As he pointed out, cases are inherently unpredictable, emerging and changing over time, and must allow case workers to chart their own course through the process of managing the case, deciding on the right tasks to do and the right information to include at the right time. He discussed 14 key characteristics of case management, including “goal driven”, “information complexity” and “fluid participants and roles”, and how a case management technology platform must include aspects of BPMS, ECM and collaboration technologies in order to effectively support the knowledge workers. He also discussed the criticality of the history of a case, even more so than with structured processes, since cases are typically long-running and might include several workers added in partway through the case timeline. Case workers need a flexible work environment, since that’s the nature of their work, which means that they need to be able to configure their own desktop environment via a mashup-like functionality in order to organize their work effectively.

He also covered off a bit of their own product; interesting to see that there is a process map underlying a case, with a “happy path” showing what the case should be doing, but providing the user at any point with the ability to skip forward or back in the process map, initiate other (pre-defined) tasks, reassign the task to another user, and change case characteristics such as priority and expected completion time. This is not purely unstructured process, where there is no predefined model, but dynamic BPM where the model is predefined but can be readily changed while in flight. They have implemented a solution with the UK Insolvency Service, dealing with individual bankruptcy; this was targeted at a new low-cost program that the Insolvency Service was putting in place to handle the large number of low-asset individual insolvency cases in the face of the recent economic crisis.

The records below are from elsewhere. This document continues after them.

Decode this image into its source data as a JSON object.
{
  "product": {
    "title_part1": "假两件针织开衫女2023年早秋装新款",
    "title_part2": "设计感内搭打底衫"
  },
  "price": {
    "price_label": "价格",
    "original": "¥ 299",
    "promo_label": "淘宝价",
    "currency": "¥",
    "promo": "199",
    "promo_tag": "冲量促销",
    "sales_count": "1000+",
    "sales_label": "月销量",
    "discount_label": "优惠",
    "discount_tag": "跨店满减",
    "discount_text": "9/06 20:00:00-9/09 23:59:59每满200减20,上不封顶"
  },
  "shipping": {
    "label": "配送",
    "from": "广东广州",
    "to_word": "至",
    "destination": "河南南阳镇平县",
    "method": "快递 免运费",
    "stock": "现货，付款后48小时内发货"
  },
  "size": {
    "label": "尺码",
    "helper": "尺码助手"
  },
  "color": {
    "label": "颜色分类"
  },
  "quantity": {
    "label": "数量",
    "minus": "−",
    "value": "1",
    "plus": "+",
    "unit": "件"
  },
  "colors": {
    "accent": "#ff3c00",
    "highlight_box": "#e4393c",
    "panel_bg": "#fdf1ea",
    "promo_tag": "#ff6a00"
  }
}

They used an agile approach, moving the case files from paper to electronic and providing a more flexible and efficient case management process that was live within 12 months of the original government legislation that enacted the program.

Bridging Process Modeling and IT Solutions Design at adidas

Eduardo Gonzalez of the adidas Group talked about how they are implementing BPM within their organization, particularly the transition from business process models to designing a solution, which ties in nicely with the roundtable that I moderated yesterday. The key issue is that process models are created for the purpose of modeling the existing and future business processes, but the linkage between that and requirements documents – and therefore on to solution design – is tenuous at best. One problem is with traceability: there is no way to connect the process models to the thick stack of text-based requirements documents, and from the requirements documents to the solution modules; this means that when something changes in a process model, it’s difficult to propagate that through to the requirements and solution design. Also, the requirements leave a bit too much to the developers imaginations, so often the solution doesn’t really meet the requirements.

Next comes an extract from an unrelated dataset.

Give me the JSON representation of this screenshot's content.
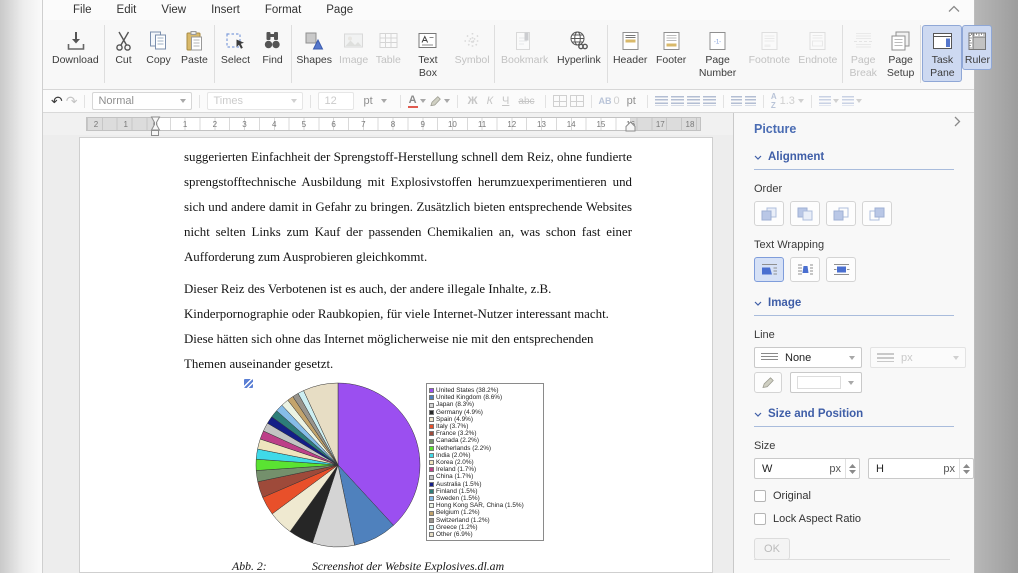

The question becomes how to insert the business process models into the software development lifecycle. Different levels of the process model are required, from high-level process flows to executable workflows; they wanted to tie this in to their V-cycle model of solution design and development, which appears to be a modified waterfall model with integrated testing. Increasingly granular process models are built as the solution design moves from requirements and architecture to design and implementation; the smaller and more granular process building blocks, translated into solution building blocks, are then reassembled into a complete solution that includes a BPMS, a rules engine, a portal, and several underlying databases and other operational systems that are being orchestrated by the BPMS.

adidas V-BPM Cycle Reference Model

Gonzalez has based some of their object-driven project decomposition methods on Martyn Ould’s Business Process Management: A Rigorous Approach , although he found some shortcomings to that approach and modified it to suit adidas’ needs. Their approach uses business and solution objects in an enterprise architecture sort of approach (not surprising when he mentioned at the end of the presentation that he is an enterprise architect), moving from purely conceptual object models to logical object models to physical object models. Once the solution objects have been identified, they model the object states through its lifecycle, and object handling cases (analogous to use cases) that describe how the system handles an object through its full lifecycle, including both system and human interaction. He made the point that you have to have the linkage to master data; this is becoming recognized as a critical part of process applications now, and some BPMS vendors are starting to consider MDM connectivity.

The end solution includes a portal, BPMS, BRMS, ESB, MDM, BI and back-end systems – a fairly typical implementation – and although the cycle for moving from process model to solution design isn’t automated, at least they have a methodology that they use to ensure that all the components are covered and in synchronization. Specific models at particular points in their cycle include models from multiple domains, including process and data. They did a proof of concept with this methodology last year, and are currently running a live project using it, further refining the techniques.

Their cycle currently includes the model and execute phases of a standard BPM implementation cycle; next, they want to take on the monitor and optimize phases, and add modeling techniques to derive KPIs from functional and non-functional requirements. They also plan to look at more complex object state modeling techniques, as well as how adaptive case management fits into some of their existing concepts.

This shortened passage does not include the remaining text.